I think it’s high time that someone wrote a book on marketing and the Nazi party. This thought first came to mind when I saw a young man strutting up and down in a  military collectors’ shop admiring his reflection in a display case as he held a Nazi dagger at his hip.

This was, to be accurate, my third thought. The first was that I’d like to slap some sense into him and the second was that he needed a psychiatrist.

The Romans knew a bit about pageantry and psychology, with their Triumphs and circuses. Napoleon knew some too – “You call these medals and ribbons baubles; well it is with such baubles that men are led.”

The Nazis, with their reliance on mythology, medals and regalia, were just treading an old path, but they did it well. The rest, as they say, is history.

I looked a long time to find a balanced article about it, because people tend to have strong views on the Nazis. It’s tricky, but the lesson I draw from it is that the heraldry of the Nazi party still draws people in.

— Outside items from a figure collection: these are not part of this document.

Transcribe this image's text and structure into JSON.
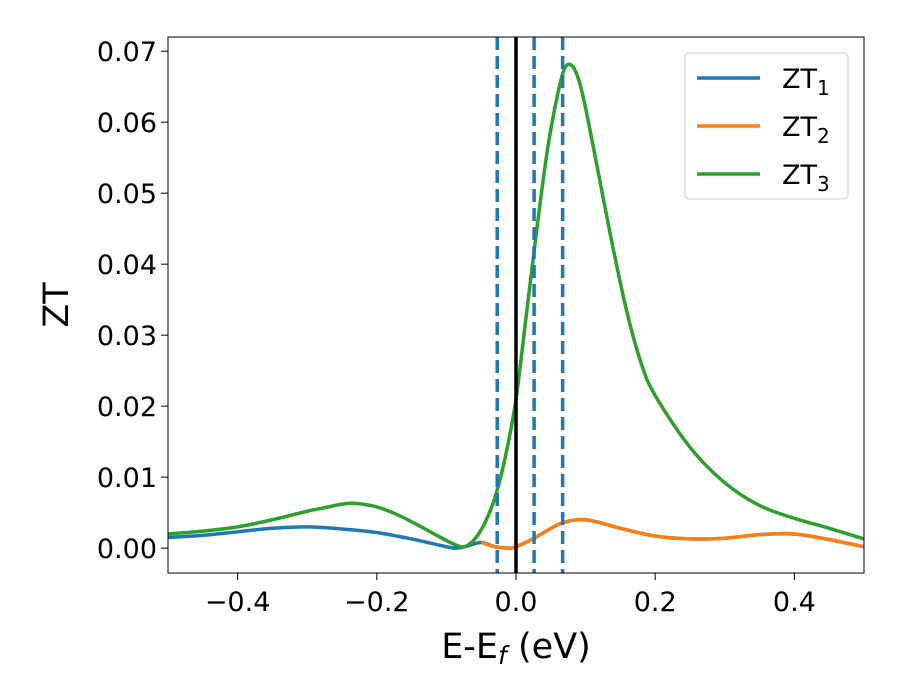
{
  "chart_data": {
    "type": "line",
    "xlabel": "E-E",
    "xlabel_subscript": "f",
    "xlabel_unit": "(eV)",
    "ylabel": "ZT",
    "xlim": [
      -0.5,
      0.5
    ],
    "ylim": [
      -0.0035,
      0.072
    ],
    "xticks": [
      -0.4,
      -0.2,
      0.0,
      0.2,
      0.4
    ],
    "xtick_labels": [
      "−0.4",
      "−0.2",
      "0.0",
      "0.2",
      "0.4"
    ],
    "yticks": [
      0.0,
      0.01,
      0.02,
      0.03,
      0.04,
      0.05,
      0.06,
      0.07
    ],
    "ytick_labels": [
      "0.00",
      "0.01",
      "0.02",
      "0.03",
      "0.04",
      "0.05",
      "0.06",
      "0.07"
    ],
    "grid": false,
    "legend_position": "top-right",
    "series": [
      {
        "name": "ZT",
        "subscript": "1",
        "color": "#1f77b4",
        "x": [
          -0.5,
          -0.45,
          -0.4,
          -0.35,
          -0.3,
          -0.25,
          -0.2,
          -0.15,
          -0.1,
          -0.085,
          -0.07,
          -0.05,
          -0.03,
          -0.01,
          0.0,
          0.02,
          0.04,
          0.06,
          0.08,
          0.1,
          0.12,
          0.15,
          0.2,
          0.25,
          0.3,
          0.35,
          0.4,
          0.45,
          0.5
        ],
        "y": [
          0.0015,
          0.0018,
          0.0023,
          0.0028,
          0.003,
          0.0027,
          0.0022,
          0.0013,
          0.0002,
          0.0,
          0.0003,
          0.0008,
          0.0002,
          0.0,
          0.0002,
          0.0011,
          0.0022,
          0.0033,
          0.0039,
          0.004,
          0.0036,
          0.0028,
          0.0017,
          0.0013,
          0.0014,
          0.0019,
          0.002,
          0.0012,
          0.0002
        ]
      },
      {
        "name": "ZT",
        "subscript": "2",
        "color": "#ff7f0e",
        "x": [
          -0.05,
          -0.03,
          -0.01,
          0.0,
          0.02,
          0.04,
          0.06,
          0.08,
          0.1,
          0.12,
          0.15,
          0.2,
          0.25,
          0.3,
          0.35,
          0.4,
          0.45,
          0.5
        ],
        "y": [
          0.0008,
          0.0002,
          0.0,
          0.0002,
          0.0011,
          0.0022,
          0.0033,
          0.0039,
          0.004,
          0.0036,
          0.0028,
          0.0017,
          0.0013,
          0.0014,
          0.0019,
          0.002,
          0.0012,
          0.0002
        ]
      },
      {
        "name": "ZT",
        "subscript": "3",
        "color": "#2ca02c",
        "x": [
          -0.5,
          -0.45,
          -0.4,
          -0.35,
          -0.3,
          -0.27,
          -0.25,
          -0.23,
          -0.2,
          -0.17,
          -0.14,
          -0.11,
          -0.09,
          -0.075,
          -0.06,
          -0.045,
          -0.03,
          -0.015,
          0.0,
          0.015,
          0.03,
          0.045,
          0.06,
          0.07,
          0.08,
          0.09,
          0.1,
          0.12,
          0.14,
          0.16,
          0.18,
          0.2,
          0.25,
          0.3,
          0.35,
          0.4,
          0.45,
          0.5
        ],
        "y": [
          0.002,
          0.0024,
          0.003,
          0.004,
          0.0052,
          0.0058,
          0.0062,
          0.0063,
          0.0058,
          0.0047,
          0.0032,
          0.0016,
          0.0006,
          0.0002,
          0.0012,
          0.0035,
          0.0072,
          0.013,
          0.021,
          0.033,
          0.045,
          0.056,
          0.064,
          0.0676,
          0.068,
          0.066,
          0.062,
          0.052,
          0.042,
          0.033,
          0.026,
          0.0215,
          0.0142,
          0.0092,
          0.006,
          0.0042,
          0.0028,
          0.0013
        ]
      }
    ],
    "vertical_lines": [
      {
        "x": -0.027,
        "style": "dashed",
        "color": "#1f77b4"
      },
      {
        "x": 0.0,
        "style": "solid",
        "color": "#000000"
      },
      {
        "x": 0.026,
        "style": "dashed",
        "color": "#1f77b4"
      },
      {
        "x": 0.067,
        "style": "dashed",
        "color": "#1f77b4"
      }
    ]
  }
}
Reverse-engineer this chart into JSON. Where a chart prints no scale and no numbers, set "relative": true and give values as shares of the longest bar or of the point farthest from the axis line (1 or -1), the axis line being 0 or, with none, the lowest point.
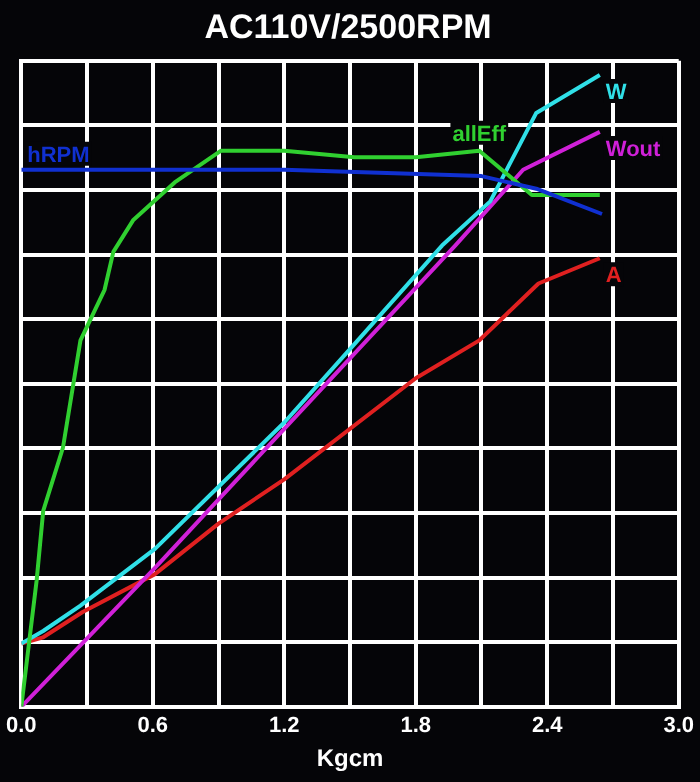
{
  "chart_data": {
    "type": "line",
    "title": "AC110V/2500RPM",
    "xlabel": "Kgcm",
    "relative": true,
    "grid": true,
    "legend": false,
    "marker": "none",
    "line_style": "solid",
    "xlim": [
      0,
      3
    ],
    "xticks": [
      {
        "value": 0,
        "label": "0.0"
      },
      {
        "value": 0.3,
        "label": null
      },
      0.6,
      {
        "value": 0.9,
        "label": null
      },
      1.2,
      {
        "value": 1.5,
        "label": null
      },
      1.8,
      {
        "value": 2.1,
        "label": null
      },
      2.4,
      {
        "value": 2.7,
        "label": null
      },
      {
        "value": 3,
        "label": "3.0"
      }
    ],
    "series": [
      {
        "name": "hRPM",
        "color": "#1030d0",
        "x": [
          0,
          1.2,
          2.1,
          2.35,
          2.65
        ],
        "values": [
          0.85,
          0.85,
          0.84,
          0.82,
          0.78
        ]
      },
      {
        "name": "allEff",
        "color": "#30d030",
        "x": [
          0,
          0.07,
          0.1,
          0.19,
          0.27,
          0.38,
          0.42,
          0.51,
          0.7,
          0.91,
          1.2,
          1.52,
          1.8,
          2.09,
          2.33,
          2.64
        ],
        "values": [
          0,
          0.2,
          0.31,
          0.41,
          0.58,
          0.66,
          0.72,
          0.77,
          0.83,
          0.88,
          0.88,
          0.87,
          0.87,
          0.88,
          0.81,
          0.81
        ]
      },
      {
        "name": "W",
        "color": "#30e0e8",
        "x": [
          0,
          0.1,
          0.27,
          0.61,
          1.2,
          1.51,
          1.92,
          2.14,
          2.35,
          2.64
        ],
        "values": [
          0.1,
          0.12,
          0.16,
          0.25,
          0.45,
          0.57,
          0.73,
          0.8,
          0.94,
          1
        ]
      },
      {
        "name": "Wout",
        "color": "#d020d8",
        "x": [
          0,
          0.61,
          1.2,
          1.98,
          2.29,
          2.64
        ],
        "values": [
          0,
          0.22,
          0.44,
          0.73,
          0.85,
          0.91
        ]
      },
      {
        "name": "A",
        "color": "#e02020",
        "x": [
          0,
          0.1,
          0.28,
          0.61,
          0.9,
          1.2,
          1.8,
          2.09,
          2.36,
          2.64
        ],
        "values": [
          0.1,
          0.11,
          0.15,
          0.21,
          0.29,
          0.36,
          0.52,
          0.58,
          0.67,
          0.71
        ]
      }
    ]
  }
}
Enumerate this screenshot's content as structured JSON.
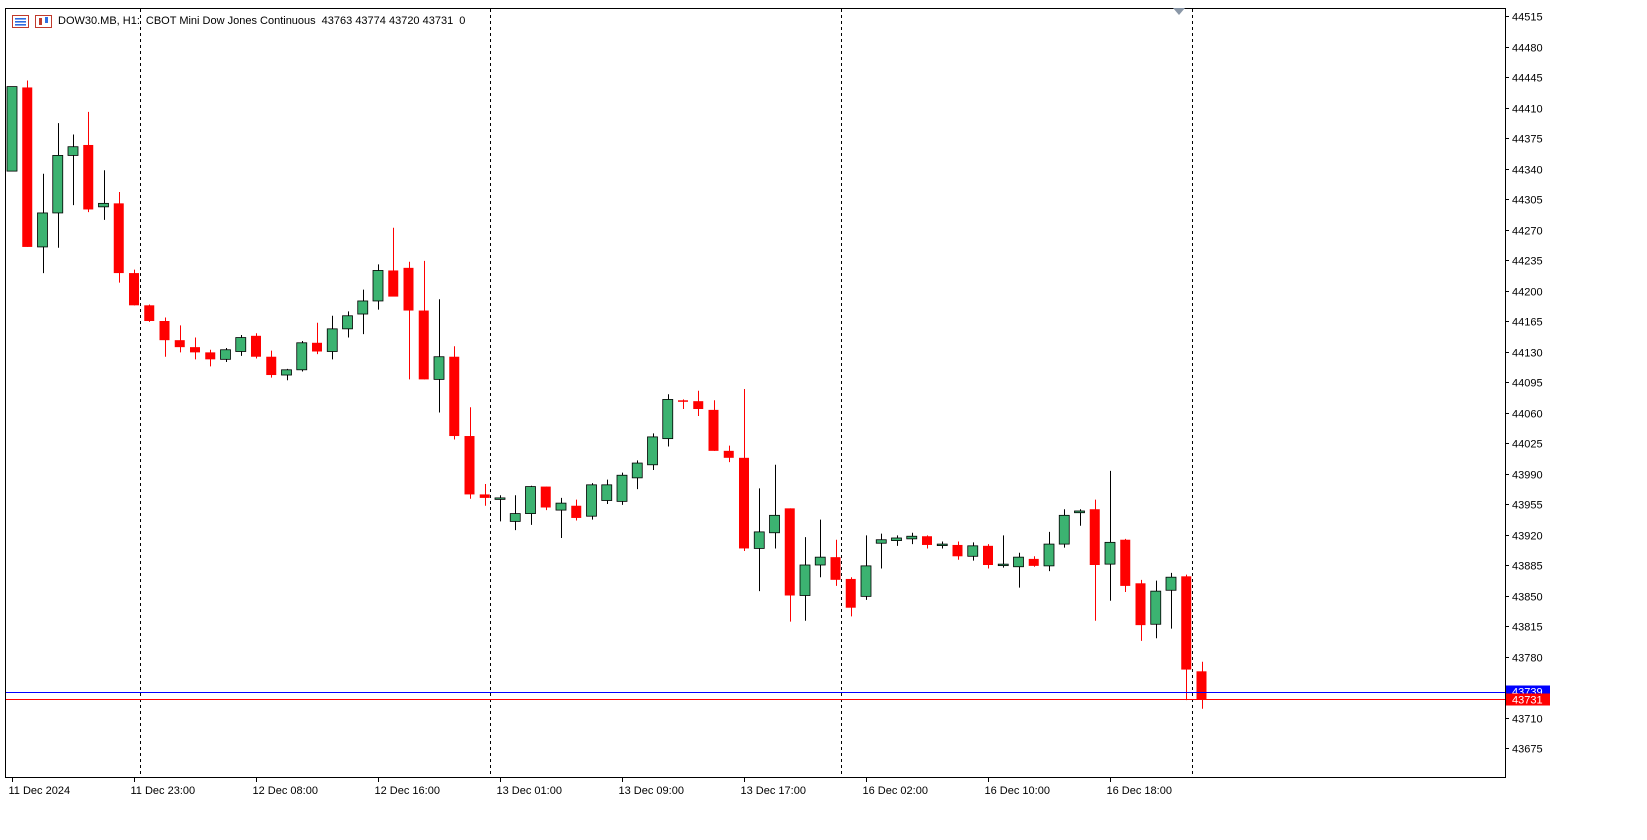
{
  "header": {
    "symbol": "DOW30.MB, H1:",
    "description": "CBOT Mini Dow Jones Continuous",
    "ohlc": "43763 43774 43720 43731",
    "extra": "0"
  },
  "colors": {
    "bull": "#3cb371",
    "bear": "#ff0000",
    "bid_line": "#ff0000",
    "ask_line": "#0000ff",
    "grid": "#000000"
  },
  "chart_data": {
    "type": "candlestick",
    "ylim": [
      43640,
      44525
    ],
    "price_ticks": [
      "44515",
      "44480",
      "44445",
      "44410",
      "44375",
      "44340",
      "44305",
      "44270",
      "44235",
      "44200",
      "44165",
      "44130",
      "44095",
      "44060",
      "44025",
      "43990",
      "43955",
      "43920",
      "43885",
      "43850",
      "43815",
      "43780",
      "43710",
      "43675"
    ],
    "price_tick_values": [
      44515,
      44480,
      44445,
      44410,
      44375,
      44340,
      44305,
      44270,
      44235,
      44200,
      44165,
      44130,
      44095,
      44060,
      44025,
      43990,
      43955,
      43920,
      43885,
      43850,
      43815,
      43780,
      43710,
      43675
    ],
    "time_labels": [
      "11 Dec 2024",
      "11 Dec 23:00",
      "12 Dec 08:00",
      "12 Dec 16:00",
      "13 Dec 01:00",
      "13 Dec 09:00",
      "13 Dec 17:00",
      "16 Dec 02:00",
      "16 Dec 10:00",
      "16 Dec 18:00"
    ],
    "time_label_bars": [
      0,
      8,
      16,
      24,
      32,
      40,
      48,
      56,
      64,
      72
    ],
    "day_separators_bars": [
      8.7,
      31.65,
      54.7,
      77.7
    ],
    "ask_price_label": "43739",
    "bid_price_label": "43731",
    "ask_price": 43739,
    "bid_price": 43731,
    "candles": [
      [
        44337,
        44434,
        44337,
        44434
      ],
      [
        44433,
        44441,
        44250,
        44250
      ],
      [
        44250,
        44334,
        44220,
        44289
      ],
      [
        44289,
        44392,
        44249,
        44355
      ],
      [
        44355,
        44379,
        44298,
        44365
      ],
      [
        44367,
        44405,
        44290,
        44293
      ],
      [
        44296,
        44338,
        44281,
        44300
      ],
      [
        44300,
        44313,
        44209,
        44220
      ],
      [
        44220,
        44224,
        44183,
        44183
      ],
      [
        44183,
        44184,
        44164,
        44165
      ],
      [
        44165,
        44169,
        44124,
        44143
      ],
      [
        44143,
        44160,
        44129,
        44135
      ],
      [
        44135,
        44146,
        44121,
        44129
      ],
      [
        44129,
        44132,
        44113,
        44121
      ],
      [
        44121,
        44134,
        44118,
        44132
      ],
      [
        44130,
        44149,
        44125,
        44146
      ],
      [
        44148,
        44151,
        44122,
        44124
      ],
      [
        44124,
        44131,
        44100,
        44103
      ],
      [
        44103,
        44110,
        44097,
        44109
      ],
      [
        44109,
        44142,
        44107,
        44140
      ],
      [
        44140,
        44163,
        44127,
        44130
      ],
      [
        44130,
        44171,
        44121,
        44156
      ],
      [
        44156,
        44176,
        44146,
        44171
      ],
      [
        44173,
        44201,
        44150,
        44188
      ],
      [
        44188,
        44230,
        44178,
        44223
      ],
      [
        44223,
        44272,
        44199,
        44193
      ],
      [
        44226,
        44233,
        44098,
        44177
      ],
      [
        44177,
        44234,
        44098,
        44098
      ],
      [
        44098,
        44190,
        44060,
        44124
      ],
      [
        44124,
        44136,
        44029,
        44033
      ],
      [
        44033,
        44066,
        43961,
        43966
      ],
      [
        43966,
        43978,
        43953,
        43962
      ],
      [
        43962,
        43965,
        43935,
        43962
      ],
      [
        43935,
        43965,
        43925,
        43944
      ],
      [
        43944,
        43976,
        43931,
        43975
      ],
      [
        43975,
        43975,
        43948,
        43951
      ],
      [
        43948,
        43962,
        43916,
        43956
      ],
      [
        43953,
        43960,
        43936,
        43939
      ],
      [
        43941,
        43979,
        43937,
        43977
      ],
      [
        43959,
        43983,
        43955,
        43977
      ],
      [
        43958,
        43991,
        43954,
        43988
      ],
      [
        43985,
        44005,
        43972,
        44002
      ],
      [
        44000,
        44036,
        43994,
        44032
      ],
      [
        44030,
        44081,
        44021,
        44075
      ],
      [
        44074,
        44075,
        44064,
        44073
      ],
      [
        44073,
        44085,
        44056,
        44064
      ],
      [
        44063,
        44074,
        44016,
        44016
      ],
      [
        44016,
        44022,
        44003,
        44008
      ],
      [
        44008,
        44087,
        43901,
        43904
      ],
      [
        43904,
        43973,
        43855,
        43923
      ],
      [
        43922,
        44000,
        43904,
        43942
      ],
      [
        43950,
        43950,
        43820,
        43850
      ],
      [
        43850,
        43917,
        43821,
        43885
      ],
      [
        43885,
        43937,
        43871,
        43894
      ],
      [
        43894,
        43914,
        43861,
        43868
      ],
      [
        43869,
        43871,
        43826,
        43836
      ],
      [
        43849,
        43919,
        43845,
        43884
      ],
      [
        43910,
        43921,
        43881,
        43914
      ],
      [
        43913,
        43919,
        43907,
        43916
      ],
      [
        43915,
        43922,
        43909,
        43918
      ],
      [
        43918,
        43919,
        43904,
        43908
      ],
      [
        43908,
        43912,
        43904,
        43909
      ],
      [
        43908,
        43912,
        43891,
        43895
      ],
      [
        43895,
        43911,
        43890,
        43907
      ],
      [
        43907,
        43909,
        43881,
        43885
      ],
      [
        43885,
        43919,
        43882,
        43886
      ],
      [
        43883,
        43899,
        43859,
        43894
      ],
      [
        43892,
        43895,
        43883,
        43884
      ],
      [
        43884,
        43923,
        43878,
        43909
      ],
      [
        43909,
        43949,
        43905,
        43942
      ],
      [
        43945,
        43949,
        43930,
        43947
      ],
      [
        43949,
        43960,
        43821,
        43885
      ],
      [
        43886,
        43993,
        43844,
        43911
      ],
      [
        43914,
        43915,
        43854,
        43861
      ],
      [
        43864,
        43868,
        43798,
        43816
      ],
      [
        43817,
        43867,
        43801,
        43855
      ],
      [
        43856,
        43876,
        43812,
        43871
      ],
      [
        43872,
        43874,
        43730,
        43765
      ],
      [
        43763,
        43774,
        43720,
        43731
      ]
    ]
  }
}
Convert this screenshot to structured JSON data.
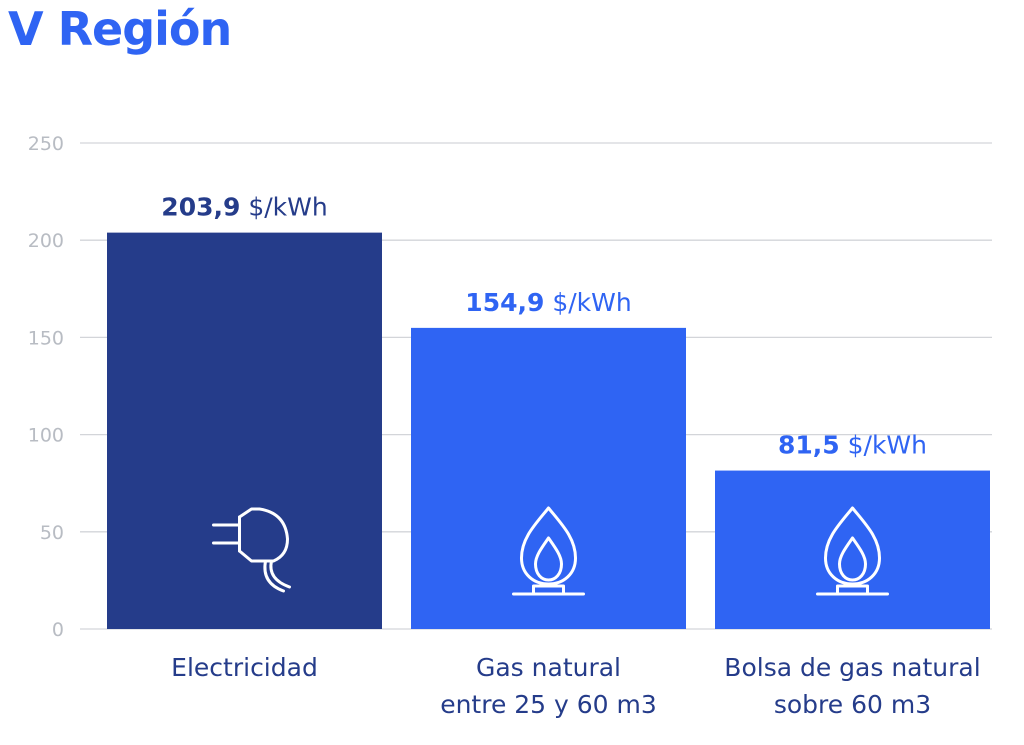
{
  "title": "V Región",
  "colors": {
    "title": "#2f64f3",
    "electricity_bar": "#253c8a",
    "gas_bar": "#2f64f3",
    "grid": "#d3d5d9",
    "tick_label": "#b8bcc3",
    "category_label": "#253c8a",
    "icon_stroke": "#ffffff"
  },
  "chart_data": {
    "type": "bar",
    "title": "V Región",
    "xlabel": "",
    "ylabel": "",
    "ylim": [
      0,
      250
    ],
    "yticks": [
      0,
      50,
      100,
      150,
      200,
      250
    ],
    "grid": true,
    "legend": "none",
    "unit": "$/kWh",
    "bars": [
      {
        "category": [
          "Electricidad"
        ],
        "value": 203.9,
        "value_label": "203,9",
        "color": "#253c8a",
        "label_color": "#253c8a",
        "icon": "plug-icon"
      },
      {
        "category": [
          "Gas natural",
          "entre 25 y 60 m3"
        ],
        "value": 154.9,
        "value_label": "154,9",
        "color": "#2f64f3",
        "label_color": "#2f64f3",
        "icon": "gas-flame-icon"
      },
      {
        "category": [
          "Bolsa de gas natural",
          "sobre 60 m3"
        ],
        "value": 81.5,
        "value_label": "81,5",
        "color": "#2f64f3",
        "label_color": "#2f64f3",
        "icon": "gas-flame-icon"
      }
    ]
  }
}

It’s interesting to draw a parallel between the building of the Nazi Party and the modern marketing industry, and how the techniques of the modern industry were foreshadowed by the Nazis. We’ve had books on leadership that purport to be written by Attila the Hun, Henry V and Jean-Luc Picard, how about  marketing book written in the character of Josef Goebbels? If you can make that popular, you really would be performing marketing at a high level.

Remember, when thinking about the Nazis that Milgram’s experiments proved that the German’s weren’t the only people who would follow orders even though it caused great distress to others The Stanford Prison Experiments not only showed that groups would band together, but pointed the way to later events.

We are not the civilised people that we like to think we are. In fact, when you look at modern politics we may actually be in a worse position as our minds are poisoned by a bombardment of false news.

Just one more example before I go. In 1919 the Allied Powers imposed a damaging and humiliating peace settlement on Germany and the Central Powers. This gave the Germans something to unite against. Alex Ferguson, in making Manchester United one of the most successful teams in British football history, used the same technique. He also used the technique of refusing to speak to the Press because they were all against him.

Does that sound familiar?

13 thoughts on “Trinkets of Deceit

  1. Laurie Graves

    I am absolutely with Derrick! You have such a great way of putting things together. Also, I was much taken with Bram Stoker’s “trinkets of deceit.” Might have to use that in one of my stories.